# Is a Graco power roller worth it?



## Indianabob (Oct 16, 2007)

I have a Graco 395 and was wondering if it makes any sense to purchase the power roller for it. It seems like the amount of time it takes to clean up wouldn't be worth it vs. just rolling. Does anyone have any recommendations?


----------



## painter jeff (Dec 5, 2007)

very much worth it


----------



## slickshift (Jun 14, 2005)

*It depends...*

What are you going to use it for?
What do you need it to do?

It could be worth it, but not for the occasional closet re-paint

It's a production tool
The guys that can work it can kick butt production-wise

But, yeah, clean-up and all that
You wouldn't whip it out fr a room here or a room there


----------



## plazaman (Apr 17, 2005)

Slick, if i had to prime a 2200 sq. ft house 3 bed room, plus basement, i would have to mask all windows, etc... when i spray I would have 1 sprayer, and 1 man back roll. 

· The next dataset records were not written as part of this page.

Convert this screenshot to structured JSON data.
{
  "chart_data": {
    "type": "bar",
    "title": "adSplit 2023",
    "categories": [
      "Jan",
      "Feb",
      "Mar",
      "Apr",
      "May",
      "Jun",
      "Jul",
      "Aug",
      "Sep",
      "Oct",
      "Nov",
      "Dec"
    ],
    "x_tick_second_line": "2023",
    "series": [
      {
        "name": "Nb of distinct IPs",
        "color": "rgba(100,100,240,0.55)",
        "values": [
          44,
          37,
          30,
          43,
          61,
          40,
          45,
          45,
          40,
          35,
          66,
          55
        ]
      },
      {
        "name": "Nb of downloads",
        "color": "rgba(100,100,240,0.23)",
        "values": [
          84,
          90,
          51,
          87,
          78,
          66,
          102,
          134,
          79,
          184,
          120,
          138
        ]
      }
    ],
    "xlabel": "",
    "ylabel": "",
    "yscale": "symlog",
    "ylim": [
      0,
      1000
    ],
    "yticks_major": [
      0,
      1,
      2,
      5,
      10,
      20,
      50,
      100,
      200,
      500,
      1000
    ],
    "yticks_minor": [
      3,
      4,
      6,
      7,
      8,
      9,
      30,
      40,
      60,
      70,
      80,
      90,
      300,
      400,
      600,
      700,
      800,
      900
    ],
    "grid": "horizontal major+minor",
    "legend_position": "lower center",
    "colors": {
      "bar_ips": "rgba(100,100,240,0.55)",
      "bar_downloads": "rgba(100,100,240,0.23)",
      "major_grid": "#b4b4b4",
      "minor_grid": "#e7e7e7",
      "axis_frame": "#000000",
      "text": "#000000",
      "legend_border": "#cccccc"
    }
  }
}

Would it be wise on this particular house to purchase a power roller and just leave a guy to roll all day? 

Now i see they have 2 different types, 1 that actually sprays onto the wall just as a regular gun with a roller attached, and the other 1 i think its called a pressure fed roller. Which rollers are you guys referring to?


----------



## plazaman (Apr 17, 2005)

anyone?


----------



## Indianabob (Oct 16, 2007)

Thanks for your suggestions. I only do small apartments and homes, and I have heard both pro and con about a power roller. Most of the guys I know don't think it saves much time in the long run. Hopefully a few more guys will weigh in and give their advise.


----------



## NEPS.US (Feb 6, 2008)

Indianabob said:


> Thanks for your suggestions. I only do small apartments and homes, and I have heard both pro and con about a power roller. Most of the guys I know don't think it saves much time in the long run. Hopefully a few more guys will weigh in and give their advise.


Not worth it for that type of application. I've used it when rolling long stretches...like school hallways..1 color...100-500 ft stretches..... Go buy a 18" kit.


----------